Saharawi ancora presi in giro?

La vecchia proposta di Rabat – risalente al 2007 e ufficialmente definita una “risposta alle richieste del Consiglio di Sicurezza alle parti per porre fine alla situazione di stallo politico” – venne descritta come “l’iniziativa marocchina di negoziazione di uno status d’autonomia per la regione del Sahara”.
Ma per il Fronte Polisario e per gran parte della popolazione saharawi si trattava dell’ennesimo tentativo di beffarli, di una mossa propedeutica all’assimilazione.
Da allora essa viene periodicamente e regolarmente rilanciata, raccogliendo negli ultimi tempi il favore sia del governo madrileno, sia di alcuni ex esponenti del Polisario ora dissidenti nei confronti del Fronte. Ne avevamo già parlato. Ora sarebbe il caso di ricordare come nell’aprile di quest’anno (quindi non nel secolo scorso) il Marocco sia stato condannato dal comitato contro la tortura (CAT) dell’ONU a Ginevra per la dura repressione esercitata nei confronti dei giornalisti dissidenti, dei militanti del movimento di protesta del Rif e dei prigionieri politici saharawi, sia nei territori occupati del Sahara occidentale sia nelle carceri marocchine.
In novembre, poi, avvocati e rappresentanti di ONG (non quelle foraggiate da Qatar e Marocco!) hanno nuovamente presentato al comitato delle Nazioni Unite contro la tortura altre sei denunce per le torture subite, al momento dell’arresto e poi durante la detenzione, da altrettanti prigionieri politici saharawi (Sidi Ahmed Lemjiyed, Mohamed el Bachir Boutanguiza, Abdullahi Toubali, Abdellahi Lkhfaouni, Ahmed Sbai e Houssein Zaou); chiedendo l’apertura di un’inchiesta e il loro rilascio in quanto “condannati per confessioni estorte con la tortura”.
I fatti denunciati erano iniziati una dozzina di anni fa, quando l’accampamento di Gdeim Izik (il “campo della dignità”) realizzato nei pressi di Laayoune, la proclamata capitale della Repubblica Araba dei Saharawi, venne smantellato dalle forze dell’ordine marocchine. Gli arresti dei manifestanti si contarono a centinaia e una ventina di attivisti rimangono ancora in prigione, condannati all’ergastolo in quanto accusati di aver provocato la morte di membri delle forze di sicurezza.

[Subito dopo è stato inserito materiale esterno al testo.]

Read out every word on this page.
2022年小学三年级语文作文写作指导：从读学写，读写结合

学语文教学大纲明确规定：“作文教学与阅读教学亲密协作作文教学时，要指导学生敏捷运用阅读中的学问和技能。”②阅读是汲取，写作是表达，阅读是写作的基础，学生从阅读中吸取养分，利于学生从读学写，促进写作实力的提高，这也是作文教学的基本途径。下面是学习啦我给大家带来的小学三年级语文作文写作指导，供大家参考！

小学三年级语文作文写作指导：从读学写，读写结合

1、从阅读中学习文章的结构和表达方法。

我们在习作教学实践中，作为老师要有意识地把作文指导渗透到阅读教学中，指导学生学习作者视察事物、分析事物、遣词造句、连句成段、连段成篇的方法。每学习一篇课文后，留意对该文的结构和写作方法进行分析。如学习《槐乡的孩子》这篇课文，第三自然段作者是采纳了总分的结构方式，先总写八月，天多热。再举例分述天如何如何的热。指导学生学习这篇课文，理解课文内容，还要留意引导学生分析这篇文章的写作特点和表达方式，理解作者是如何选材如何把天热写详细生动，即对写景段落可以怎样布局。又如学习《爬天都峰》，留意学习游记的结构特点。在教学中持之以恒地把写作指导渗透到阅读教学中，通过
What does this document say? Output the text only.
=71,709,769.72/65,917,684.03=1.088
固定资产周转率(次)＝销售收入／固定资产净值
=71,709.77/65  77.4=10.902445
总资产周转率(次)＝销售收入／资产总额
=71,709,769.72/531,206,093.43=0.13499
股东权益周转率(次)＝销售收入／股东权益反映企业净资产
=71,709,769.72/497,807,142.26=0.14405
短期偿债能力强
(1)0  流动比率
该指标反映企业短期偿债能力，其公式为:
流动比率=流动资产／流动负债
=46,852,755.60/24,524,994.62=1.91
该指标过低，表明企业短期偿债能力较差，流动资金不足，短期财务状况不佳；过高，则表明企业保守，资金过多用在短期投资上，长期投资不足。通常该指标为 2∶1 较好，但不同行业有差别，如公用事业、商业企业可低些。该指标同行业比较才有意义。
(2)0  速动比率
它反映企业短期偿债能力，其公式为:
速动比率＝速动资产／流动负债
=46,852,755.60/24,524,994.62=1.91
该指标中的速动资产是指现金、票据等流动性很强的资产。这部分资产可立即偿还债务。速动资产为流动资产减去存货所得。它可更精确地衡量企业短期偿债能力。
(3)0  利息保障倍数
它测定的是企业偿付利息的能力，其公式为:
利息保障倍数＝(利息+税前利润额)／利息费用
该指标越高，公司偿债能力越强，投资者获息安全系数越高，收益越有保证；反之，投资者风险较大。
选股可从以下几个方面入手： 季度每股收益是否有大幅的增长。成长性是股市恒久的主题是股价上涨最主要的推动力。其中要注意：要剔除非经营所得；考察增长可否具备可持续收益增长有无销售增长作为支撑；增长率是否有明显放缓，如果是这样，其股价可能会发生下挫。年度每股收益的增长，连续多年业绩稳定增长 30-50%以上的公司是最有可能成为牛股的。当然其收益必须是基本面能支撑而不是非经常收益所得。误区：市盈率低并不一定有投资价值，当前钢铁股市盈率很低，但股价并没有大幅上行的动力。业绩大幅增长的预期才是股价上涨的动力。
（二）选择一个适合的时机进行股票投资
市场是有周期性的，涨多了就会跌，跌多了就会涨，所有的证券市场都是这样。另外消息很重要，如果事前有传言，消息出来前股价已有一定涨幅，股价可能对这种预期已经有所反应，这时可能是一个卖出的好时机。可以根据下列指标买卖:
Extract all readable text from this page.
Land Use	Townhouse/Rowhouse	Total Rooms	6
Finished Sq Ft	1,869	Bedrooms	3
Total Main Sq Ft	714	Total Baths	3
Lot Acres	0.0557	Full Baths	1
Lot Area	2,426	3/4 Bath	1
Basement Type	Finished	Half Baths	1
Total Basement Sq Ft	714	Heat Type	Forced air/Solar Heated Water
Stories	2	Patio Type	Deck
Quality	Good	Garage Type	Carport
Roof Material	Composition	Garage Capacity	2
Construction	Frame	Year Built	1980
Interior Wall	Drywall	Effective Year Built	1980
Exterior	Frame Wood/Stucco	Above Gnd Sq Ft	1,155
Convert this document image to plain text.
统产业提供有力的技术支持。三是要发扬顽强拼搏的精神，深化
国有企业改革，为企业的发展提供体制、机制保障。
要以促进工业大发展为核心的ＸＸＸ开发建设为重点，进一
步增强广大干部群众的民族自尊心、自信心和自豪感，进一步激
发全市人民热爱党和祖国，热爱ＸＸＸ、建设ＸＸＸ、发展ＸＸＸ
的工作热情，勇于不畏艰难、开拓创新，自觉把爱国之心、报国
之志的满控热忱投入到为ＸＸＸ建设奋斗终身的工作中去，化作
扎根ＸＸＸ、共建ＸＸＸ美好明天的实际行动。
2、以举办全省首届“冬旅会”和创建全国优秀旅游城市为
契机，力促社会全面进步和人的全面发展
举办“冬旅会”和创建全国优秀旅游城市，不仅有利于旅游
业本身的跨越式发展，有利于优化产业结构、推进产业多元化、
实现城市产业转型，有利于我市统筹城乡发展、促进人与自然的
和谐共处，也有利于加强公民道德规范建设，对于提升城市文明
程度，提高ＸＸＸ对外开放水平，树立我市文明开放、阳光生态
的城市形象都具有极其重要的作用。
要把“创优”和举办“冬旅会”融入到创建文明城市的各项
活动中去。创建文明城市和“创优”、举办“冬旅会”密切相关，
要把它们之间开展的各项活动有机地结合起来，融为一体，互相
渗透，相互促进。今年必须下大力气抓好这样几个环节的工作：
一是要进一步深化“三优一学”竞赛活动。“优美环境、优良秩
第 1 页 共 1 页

Quanto al Fronte Polisario, un suo portavoce (Sidi Omar) ha nuovamente accusato il Consiglio di Sicurezza di non contrastare adeguatamente il re Muhammad VI che vorrebbe “imporre un fatto compiuto nei territori occupati della Repubblica Saharawi”.
Lasciando pertanto al popolo saharawi “una sola opzione, cioè quella di continuare e intensificare la legittima lotta armata per difendere il proprio diritto non negoziabile all’autodeterminazione e all’indipendenza”.